Eine stärkere Spezialisierung und Zentralisierung der Krankenhauslandschaft bietet neben einem Qualitätsgewinn in der medizinischen Versorgung und perspektivisch Einsparungen im investiven Bereich zudem eine Möglichkeit, das bestehende Pflegeproblem zu mindern. Aufgrund des Fachkräftemangels fällt es zunehmend schwerer, alle heute existierenden Klinikstandorte so auszustatten, dass stets ausreichend qualifiziertes Personal für die Pflege am Bett zur Verfügung steht.

Reform der Arzneimittel-Preisbildung

Auch die Finanzierung innovativer und zumeist extrem hochpreisiger Arzneimitteltherapien mit Jahrestherapiekosten von 100.000 Euro und mehr ist eine große Herausforderung für die GKV.

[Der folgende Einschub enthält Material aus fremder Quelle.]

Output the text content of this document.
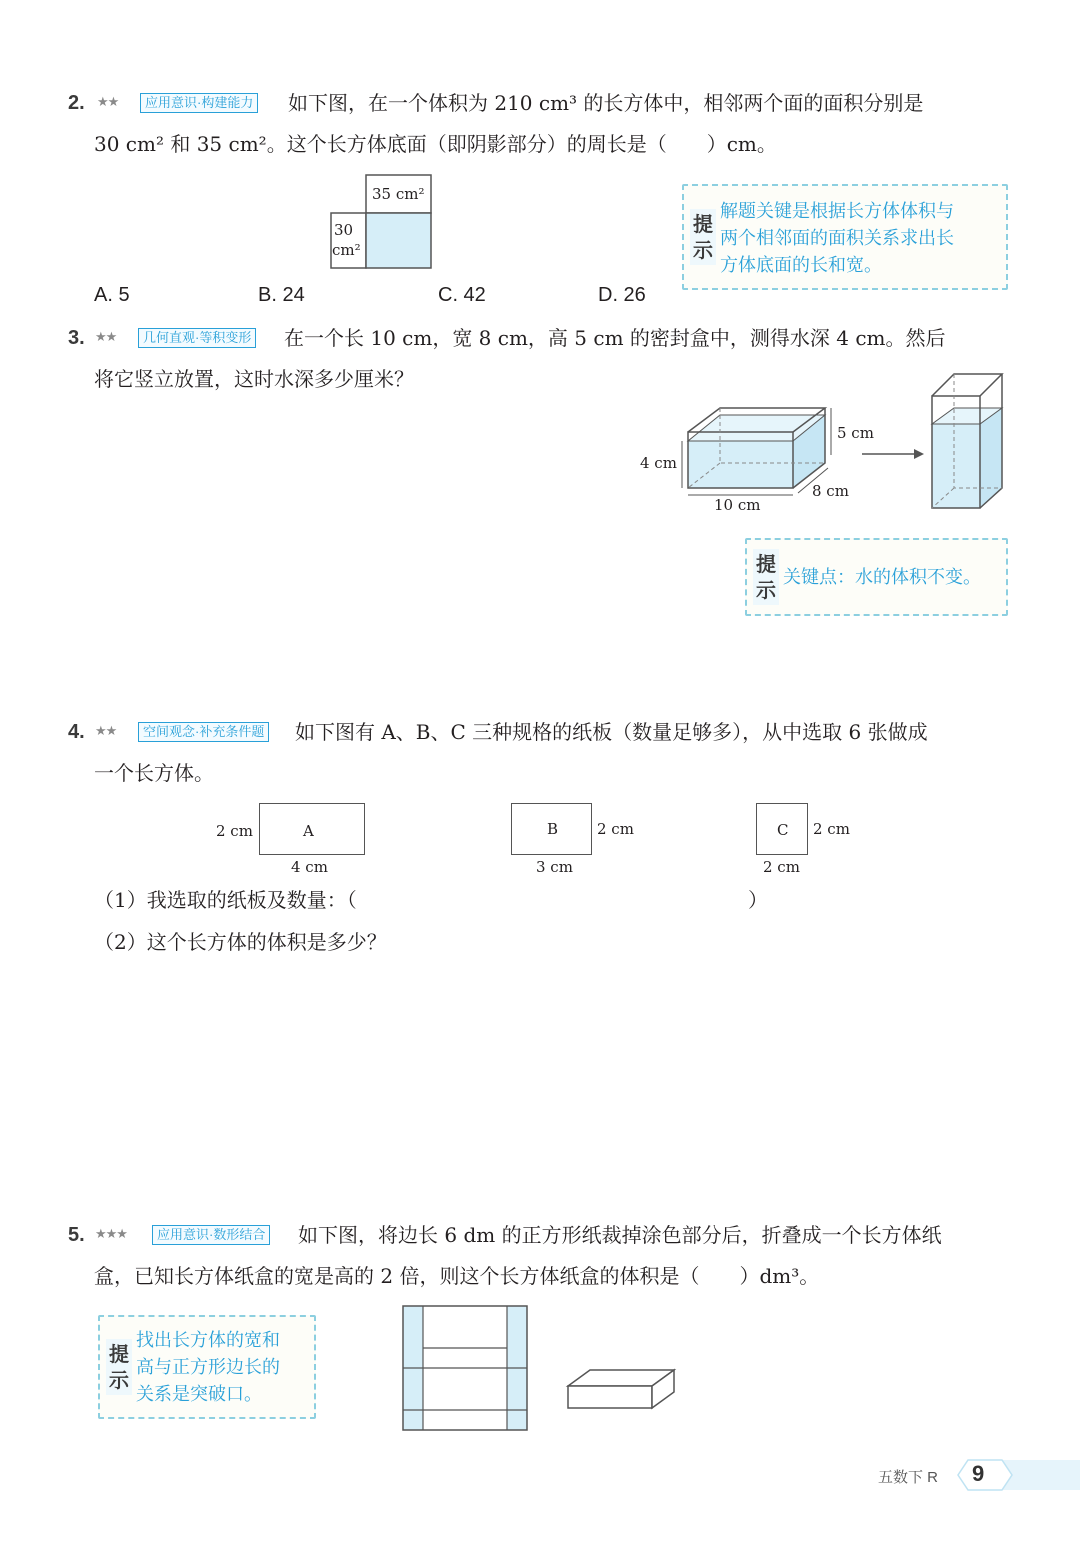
2. ★★	应用意识·构建能力 如下图，在一个体积为 210 cm³ 的长方体中，相邻两个面的面积分别是
30 cm² 和 35 cm²。这个长方体底面（即阴影部分）的周长是（　　）cm。
35 cm²
30
cm²
A. 5	B. 24	C. 42	D. 26
提示
解题关键是根据长方体体积与
两个相邻面的面积关系求出长
方体底面的长和宽。
3. ★★	几何直观·等积变形 在一个长 10 cm，宽 8 cm，高 5 cm 的密封盒中，测得水深 4 cm。然后
将它竖立放置，这时水深多少厘米？
4 cm
5 cm
8 cm
10 cm
提示
关键点：水的体积不变。
4. ★★	空间观念·补充条件题 如下图有 A、B、C 三种规格的纸板（数量足够多），从中选取 6 张做成
一个长方体。
A
2 cm
4 cm
B	2 cm
3 cm
C 2 cm
2 cm
（1）我选取的纸板及数量：（	）
（2）这个长方体的体积是多少？
5. ★★★	应用意识·数形结合 如下图，将边长 6 dm 的正方形纸裁掉涂色部分后，折叠成一个长方体纸
盒，已知长方体纸盒的宽是高的 2 倍，则这个长方体纸盒的体积是（　　）dm³。
提示
找出长方体的宽和
高与正方形边长的
关系是突破口。
五数下 R 9
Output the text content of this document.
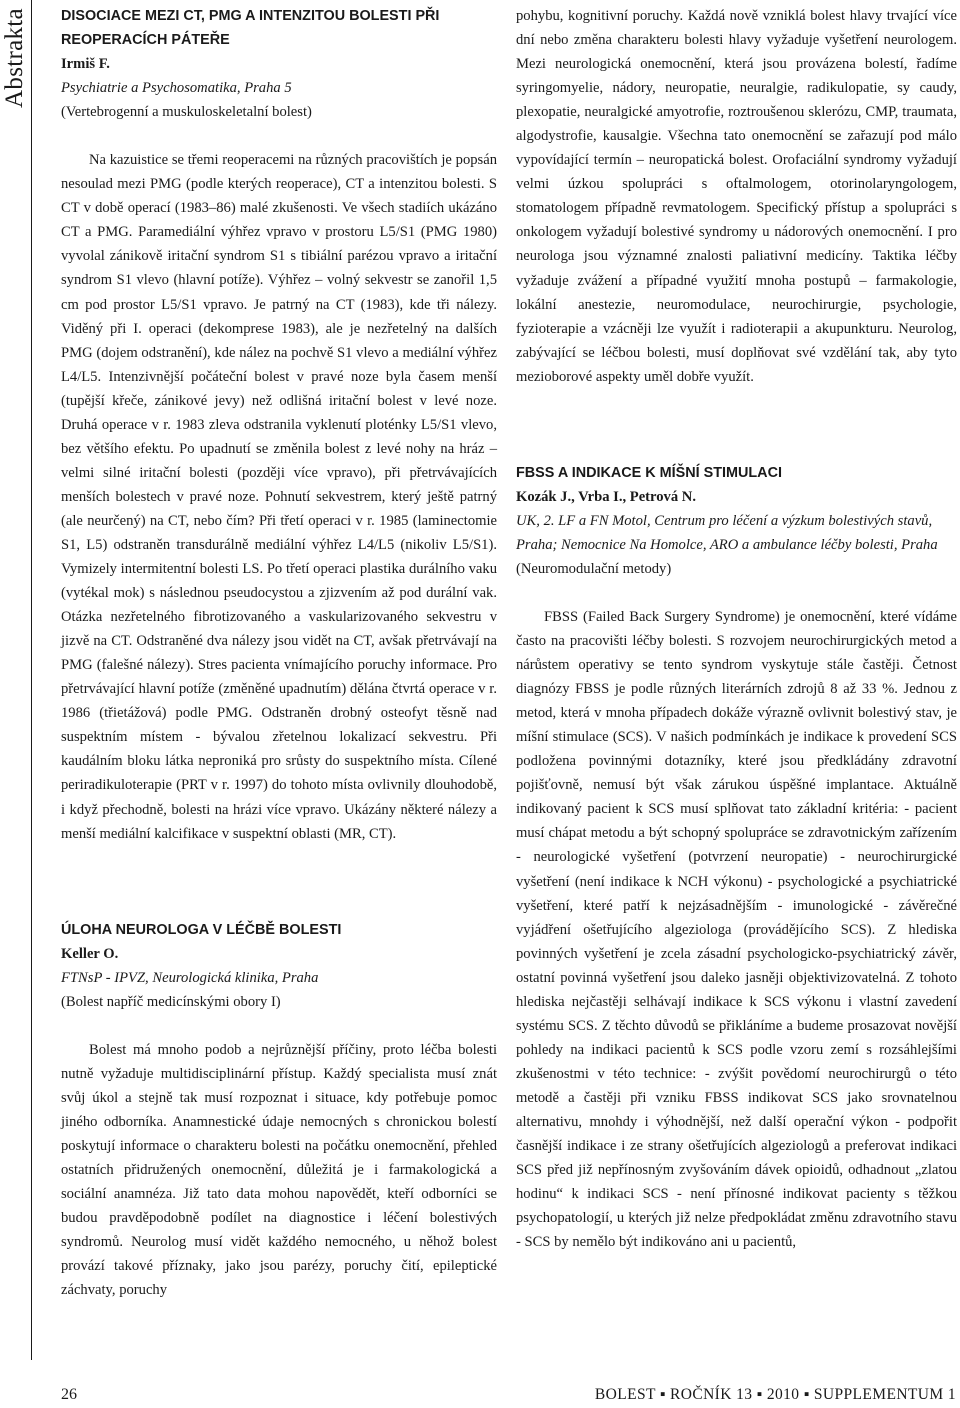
Abstrakta DISOCIACE MEZI CT, PMG A INTENZITOU BOLESTI PŘI REOPERACÍCH PÁTEŘE

Irmiš F.

Psychiatrie a Psychosomatika, Praha 5

(Vertebrogenní a muskuloskeletalní bolest)

Na kazuistice se třemi reoperacemi na různých pracovištích je popsán nesoulad mezi PMG (podle kterých reoperace), CT a intenzitou bolesti. S CT v době operací (1983–86) malé zkušenosti. Ve všech stadiích ukázáno CT a PMG. Paramediální výhřez vpravo v prostoru L5/S1 (PMG 1980) vyvolal zánikově iritační syndrom S1 s tibiální parézou vpravo a iritační syndrom S1 vlevo (hlavní potíže). Výhřez – volný sekvestr se zanořil 1,5 cm pod prostor L5/S1 vpravo. Je patrný na CT (1983), kde tři nálezy. Viděný při I. operaci (dekomprese 1983), ale je nezřetelný na dalších PMG (dojem odstranění), kde nález na pochvě S1 vlevo a mediální výhřez L4/L5. Intenzivnější počáteční bolest v pravé noze byla časem menší (tupější křeče, zánikové jevy) než odlišná iritační bolest v levé noze. Druhá operace v r. 1983 zleva odstranila vyklenutí ploténky L5/S1 vlevo, bez většího efektu. Po upadnutí se změnila bolest z levé nohy na hráz – velmi silné iritační bolesti (později více vpravo), při přetrvávajících menších bolestech v pravé noze. Pohnutí sekvestrem, který ještě patrný (ale neurčený) na CT, nebo čím? Při třetí operaci v r. 1985 (laminectomie S1, L5) odstraněn transdurálně mediální výhřez L4/L5 (nikoliv L5/S1). Vymizely intermitentní bolesti LS. Po třetí operaci plastika durálního vaku (vytékal mok) s následnou pseudocystou a zjizvením až pod durální vak. Otázka nezřetelného fibrotizovaného a vaskularizovaného sekvestru v jizvě na CT. Odstraněné dva nálezy jsou vidět na CT, avšak přetrvávají na PMG (falešné nálezy). Stres pacienta vnímajícího poruchy informace. Pro přetrvávající hlavní potíže (změněné upadnutím) dělána čtvrtá operace v r. 1986 (třietážová) podle PMG. Odstraněn drobný osteofyt těsně nad suspektním místem - bývalou zřetelnou lokalizací sekvestru. Při kaudálním bloku látka neproniká pro srůsty do suspektního místa. Cílené periradikuloterapie (PRT v r. 1997) do tohoto místa ovlivnily dlouhodobě, i když přechodně, bolesti na hrázi více vpravo. Ukázány některé nálezy a menší mediální kalcifikace v suspektní oblasti (MR, CT).

ÚLOHA NEUROLOGA V LÉČBĚ BOLESTI

Keller O.

FTNsP - IPVZ, Neurologická klinika, Praha

(Bolest napříč medicínskými obory I)

Bolest má mnoho podob a nejrůznější příčiny, proto léčba bolesti nutně vyžaduje multidisciplinární přístup. Každý specialista musí znát svůj úkol a stejně tak musí rozpoznat i situace, kdy potřebuje pomoc jiného odborníka. Anamnestické údaje nemocných s chronickou bolestí poskytují informace o charakteru bolesti na počátku onemocnění, přehled ostatních přidružených onemocnění, důležitá je i farmakologická a sociální anamnéza. Již tato data mohou napovědět, kteří odborníci se budou pravděpodobně podílet na diagnostice i léčení bolestivých syndromů. Neurolog musí vidět každého nemocného, u něhož bolest provází takové příznaky, jako jsou parézy, poruchy čití, epileptické záchvaty, poruchy

pohybu, kognitivní poruchy. Každá nově vzniklá bolest hlavy trvající více dní nebo změna charakteru bolesti hlavy vyžaduje vyšetření neurologem. Mezi neurologická onemocnění, která jsou provázena bolestí, řadíme syringomyelie, nádory, neuropatie, neuralgie, radikulopatie, sy caudy, plexopatie, neuralgické amyotrofie, roztroušenou sklerózu, CMP, traumata, algodystrofie, kausalgie. Všechna tato onemocnění se zařazují pod málo vypovídající termín – neuropatická bolest. Orofaciální syndromy vyžadují velmi úzkou spolupráci s oftalmologem, otorinolaryngologem, stomatologem případně revmatologem. Specifický přístup a spolupráci s onkologem vyžadují bolestivé syndromy u nádorových onemocnění. I pro neurologa jsou významné znalosti paliativní medicíny. Taktika léčby vyžaduje zvážení a případné využití mnoha postupů – farmakologie, lokální anestezie, neuromodulace, neurochirurgie, psychologie, fyzioterapie a vzácněji lze využít i radioterapii a akupunkturu. Neurolog, zabývající se léčbou bolesti, musí doplňovat své vzdělání tak, aby tyto mezioborové aspekty uměl dobře využít.

FBSS A INDIKACE K MÍŠNÍ STIMULACI

Kozák J., Vrba I., Petrová N.

UK, 2. LF a FN Motol, Centrum pro léčení a výzkum bolestivých stavů, Praha; Nemocnice Na Homolce, ARO a ambulance léčby bolesti, Praha

(Neuromodulační metody)

FBSS (Failed Back Surgery Syndrome) je onemocnění, které vídáme často na pracovišti léčby bolesti. S rozvojem neurochirurgických metod a nárůstem operativy se tento syndrom vyskytuje stále častěji. Četnost diagnózy FBSS je podle různých literárních zdrojů 8 až 33 %. Jednou z metod, která v mnoha případech dokáže výrazně ovlivnit bolestivý stav, je míšní stimulace (SCS). V našich podmínkách je indikace k provedení SCS podložena povinnými dotazníky, které jsou předkládány zdravotní pojišťovně, nemusí být však zárukou úspěšné implantace. Aktuálně indikovaný pacient k SCS musí splňovat tato základní kritéria: - pacient musí chápat metodu a být schopný spolupráce se zdravotnickým zařízením - neurologické vyšetření (potvrzení neuropatie) - neurochirurgické vyšetření (není indikace k NCH výkonu) - psychologické a psychiatrické vyšetření, které patří k nejzásadnějším - imunologické - závěrečné vyjádření ošetřujícího algeziologa (provádějícího SCS). Z hlediska povinných vyšetření je zcela zásadní psychologicko-psychiatrický závěr, ostatní povinná vyšetření jsou daleko jasněji objektivizovatelná. Z tohoto hlediska nejčastěji selhávají indikace k SCS výkonu i vlastní zavedení systému SCS. Z těchto důvodů se přikláníme a budeme prosazovat novější pohledy na indikaci pacientů k SCS podle vzoru zemí s rozsáhlejšími zkušenostmi v této technice: - zvýšit povědomí neurochirurgů o této metodě a častěji při vzniku FBSS indikovat SCS jako srovnatelnou alternativu, mnohdy i výhodnější, než další operační výkon - podpořit časnější indikace i ze strany ošetřujících algeziologů a preferovat indikaci SCS před již nepřínosným zvyšováním dávek opioidů, odhadnout „zlatou hodinu“ k indikaci SCS - není přínosné indikovat pacienty s těžkou psychopatologií, u kterých již nelze předpokládat změnu zdravotního stavu - SCS by nemělo být indikováno ani u pacientů,

26	BOLEST ▪ ROČNÍK 13 ▪ 2010 ▪ SUPPLEMENTUM 1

Wir brauchen dringend eine Reform der Arzneimittel-Preisbildung, um sicherzustellen, dass der sofortige Anspruch auf neu zugelassene Medikamente finanziell verkraftbar bleibt. Es darf aus unserer Sicht nicht dabei bleiben, dass der pharmazeutische Hersteller beliebig seinen Preis festsetzen kann und dieser losgelöst vom tatsächlichen Zusatznutzen gegenüber Vergleichstherapien für zwölf Monate gilt. Wir brauchen bereits mit dem Marktzugang Preisgrenzen, die nach objektiven und nachvollziehbaren Kriterien festgelegt sind.